Obviously, that's so much energy that it would easily vaporize the comet. The amount of energy it takes to totally destroy an object can be calculated in a number of ways. One way is to use what's called its gravitational binding energy. I won't go into details, but I'll point out a terrific page that describes it (using the Death Star from Star Wars as an example!). It turns out that to vaporize a comet of the Moon's mass, it would take about 1036ergs, or one-hundredth the heat released by the impacts. So, ironically, the heat caused by McCanney's mass gain is actually enough to destroy the comet itself!

I'll note that a comet is not held together by just gravity, but also by molecular bonds and other forces. This means it would take more energy to vaporize one. It could conceivably be a much closer contest between the amount of energy holding the comet together, and the amount trying to tear it apart. However, this amount of heat generated is still enormous (enough to make the comet shine as brightly as 80 million nuclear bombs per second, remember), and I already showed comets are not hot, but cold. And of course, the solar wind is neutral, and comets lose mass. Don't forget those! So McCanney is wrong on all these counts.

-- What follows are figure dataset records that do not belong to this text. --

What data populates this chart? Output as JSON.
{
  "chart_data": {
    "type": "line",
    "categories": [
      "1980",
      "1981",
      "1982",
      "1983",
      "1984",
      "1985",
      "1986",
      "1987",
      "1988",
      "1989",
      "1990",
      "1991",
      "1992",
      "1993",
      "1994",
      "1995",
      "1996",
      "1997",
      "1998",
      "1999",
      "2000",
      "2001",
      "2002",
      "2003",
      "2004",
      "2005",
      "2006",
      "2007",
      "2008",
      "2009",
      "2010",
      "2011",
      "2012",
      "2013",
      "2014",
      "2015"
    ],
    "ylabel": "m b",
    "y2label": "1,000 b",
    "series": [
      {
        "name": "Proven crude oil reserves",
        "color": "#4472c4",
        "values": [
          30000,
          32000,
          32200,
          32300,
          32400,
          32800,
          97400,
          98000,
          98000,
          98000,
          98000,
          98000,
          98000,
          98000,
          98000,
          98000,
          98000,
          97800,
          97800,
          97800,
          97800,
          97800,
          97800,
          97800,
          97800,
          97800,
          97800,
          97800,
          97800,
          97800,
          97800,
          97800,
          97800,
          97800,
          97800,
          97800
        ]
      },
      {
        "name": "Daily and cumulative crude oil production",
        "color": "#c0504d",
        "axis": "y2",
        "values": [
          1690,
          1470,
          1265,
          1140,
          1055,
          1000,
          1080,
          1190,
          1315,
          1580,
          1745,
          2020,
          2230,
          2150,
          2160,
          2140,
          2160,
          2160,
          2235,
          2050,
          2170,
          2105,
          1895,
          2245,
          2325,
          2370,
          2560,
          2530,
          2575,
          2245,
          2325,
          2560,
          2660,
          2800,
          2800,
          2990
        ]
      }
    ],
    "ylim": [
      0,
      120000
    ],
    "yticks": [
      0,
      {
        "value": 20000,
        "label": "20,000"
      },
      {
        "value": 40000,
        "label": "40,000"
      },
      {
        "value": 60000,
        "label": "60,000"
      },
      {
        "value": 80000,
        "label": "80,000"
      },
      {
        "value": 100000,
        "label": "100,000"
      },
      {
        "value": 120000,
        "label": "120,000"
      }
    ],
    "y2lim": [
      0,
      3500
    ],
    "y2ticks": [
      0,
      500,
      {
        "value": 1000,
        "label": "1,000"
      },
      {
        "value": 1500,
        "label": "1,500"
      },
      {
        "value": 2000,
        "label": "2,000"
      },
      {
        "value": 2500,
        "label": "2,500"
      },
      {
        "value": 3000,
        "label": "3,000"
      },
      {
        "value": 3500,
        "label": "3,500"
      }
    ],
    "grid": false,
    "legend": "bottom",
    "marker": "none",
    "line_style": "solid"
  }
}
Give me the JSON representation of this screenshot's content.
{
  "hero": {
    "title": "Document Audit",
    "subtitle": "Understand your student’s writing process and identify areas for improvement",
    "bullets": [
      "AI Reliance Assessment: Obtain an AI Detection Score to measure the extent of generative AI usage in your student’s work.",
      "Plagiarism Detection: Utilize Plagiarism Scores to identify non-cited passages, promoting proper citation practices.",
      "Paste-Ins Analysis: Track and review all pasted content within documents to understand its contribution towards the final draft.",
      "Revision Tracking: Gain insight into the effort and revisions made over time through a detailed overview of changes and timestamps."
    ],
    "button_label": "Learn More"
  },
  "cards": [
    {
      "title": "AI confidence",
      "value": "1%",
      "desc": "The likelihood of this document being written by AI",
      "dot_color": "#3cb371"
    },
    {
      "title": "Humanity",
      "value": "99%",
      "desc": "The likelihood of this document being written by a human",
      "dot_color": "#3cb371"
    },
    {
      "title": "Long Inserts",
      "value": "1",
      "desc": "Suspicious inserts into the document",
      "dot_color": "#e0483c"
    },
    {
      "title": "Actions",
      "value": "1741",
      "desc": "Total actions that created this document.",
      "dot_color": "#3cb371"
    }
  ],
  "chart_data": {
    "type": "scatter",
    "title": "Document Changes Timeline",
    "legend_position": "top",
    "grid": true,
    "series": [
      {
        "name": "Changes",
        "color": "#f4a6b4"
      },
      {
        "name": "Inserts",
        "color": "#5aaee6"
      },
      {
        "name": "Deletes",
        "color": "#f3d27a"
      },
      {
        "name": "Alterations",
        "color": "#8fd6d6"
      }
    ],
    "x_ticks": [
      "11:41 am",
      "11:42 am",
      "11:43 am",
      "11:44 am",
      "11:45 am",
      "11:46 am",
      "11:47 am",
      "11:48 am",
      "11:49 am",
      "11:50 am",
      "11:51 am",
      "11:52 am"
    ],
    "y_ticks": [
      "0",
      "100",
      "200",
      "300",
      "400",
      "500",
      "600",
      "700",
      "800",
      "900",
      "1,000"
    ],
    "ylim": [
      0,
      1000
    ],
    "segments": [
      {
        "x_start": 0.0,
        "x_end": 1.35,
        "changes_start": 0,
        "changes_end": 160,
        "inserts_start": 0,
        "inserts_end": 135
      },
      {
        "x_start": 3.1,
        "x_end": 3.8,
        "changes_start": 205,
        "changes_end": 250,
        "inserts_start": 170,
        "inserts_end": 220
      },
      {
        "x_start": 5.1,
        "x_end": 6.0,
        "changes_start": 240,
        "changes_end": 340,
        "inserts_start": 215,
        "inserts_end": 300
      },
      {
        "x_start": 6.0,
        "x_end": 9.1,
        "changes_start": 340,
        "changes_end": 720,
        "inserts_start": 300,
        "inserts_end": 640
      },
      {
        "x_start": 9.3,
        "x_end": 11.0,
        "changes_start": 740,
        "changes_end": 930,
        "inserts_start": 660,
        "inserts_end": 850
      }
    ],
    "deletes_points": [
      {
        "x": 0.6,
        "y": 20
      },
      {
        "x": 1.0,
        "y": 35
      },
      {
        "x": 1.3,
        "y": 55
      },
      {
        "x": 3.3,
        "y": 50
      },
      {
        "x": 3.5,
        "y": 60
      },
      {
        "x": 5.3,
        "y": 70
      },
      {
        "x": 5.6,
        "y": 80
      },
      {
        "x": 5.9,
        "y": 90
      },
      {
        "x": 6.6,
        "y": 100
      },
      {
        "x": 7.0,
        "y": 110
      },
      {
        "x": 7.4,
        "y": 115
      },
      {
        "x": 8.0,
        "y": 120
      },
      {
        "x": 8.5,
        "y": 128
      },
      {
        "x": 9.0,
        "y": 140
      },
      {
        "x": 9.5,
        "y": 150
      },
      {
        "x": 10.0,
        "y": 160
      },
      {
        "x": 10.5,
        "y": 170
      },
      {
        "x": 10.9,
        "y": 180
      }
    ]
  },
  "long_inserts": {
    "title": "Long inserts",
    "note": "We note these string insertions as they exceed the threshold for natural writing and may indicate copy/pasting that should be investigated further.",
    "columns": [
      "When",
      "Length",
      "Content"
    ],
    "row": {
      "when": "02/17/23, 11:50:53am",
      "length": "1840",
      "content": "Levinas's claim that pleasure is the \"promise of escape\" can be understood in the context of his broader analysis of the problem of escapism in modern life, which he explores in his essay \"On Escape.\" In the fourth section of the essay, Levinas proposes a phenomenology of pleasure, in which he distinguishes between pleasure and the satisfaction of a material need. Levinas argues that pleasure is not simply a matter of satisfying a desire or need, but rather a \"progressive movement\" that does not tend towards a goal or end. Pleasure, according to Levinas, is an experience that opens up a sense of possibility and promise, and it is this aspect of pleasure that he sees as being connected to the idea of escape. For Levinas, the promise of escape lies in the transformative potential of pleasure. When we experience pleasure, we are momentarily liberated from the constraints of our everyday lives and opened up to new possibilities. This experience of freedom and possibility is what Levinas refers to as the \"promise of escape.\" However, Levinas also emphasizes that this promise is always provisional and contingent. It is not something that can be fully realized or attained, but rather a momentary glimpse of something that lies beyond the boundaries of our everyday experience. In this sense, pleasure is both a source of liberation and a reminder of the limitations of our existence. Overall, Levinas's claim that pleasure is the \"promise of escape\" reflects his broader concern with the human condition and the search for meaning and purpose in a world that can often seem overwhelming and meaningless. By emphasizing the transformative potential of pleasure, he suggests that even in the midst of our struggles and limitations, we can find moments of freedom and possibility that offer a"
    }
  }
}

Remember too I was generous with the collision velocity. The higher the velocity, the higher the kinetic energy, and the more heat generated per impact. In reality, the velocities are much higher, resulting in a heat energy more than ten times what I calculated! So that's what I meant by being generous. The numbers are even worse for McCanney's theory than I calculated, making him even more wrong. If that's possible.

Conclusion: if Hale-Bopp had gained mass the way McCanney claimed, the heat of this would have torn it apart. And if they were as big as he claims, we'd know it. McCanney is wrong.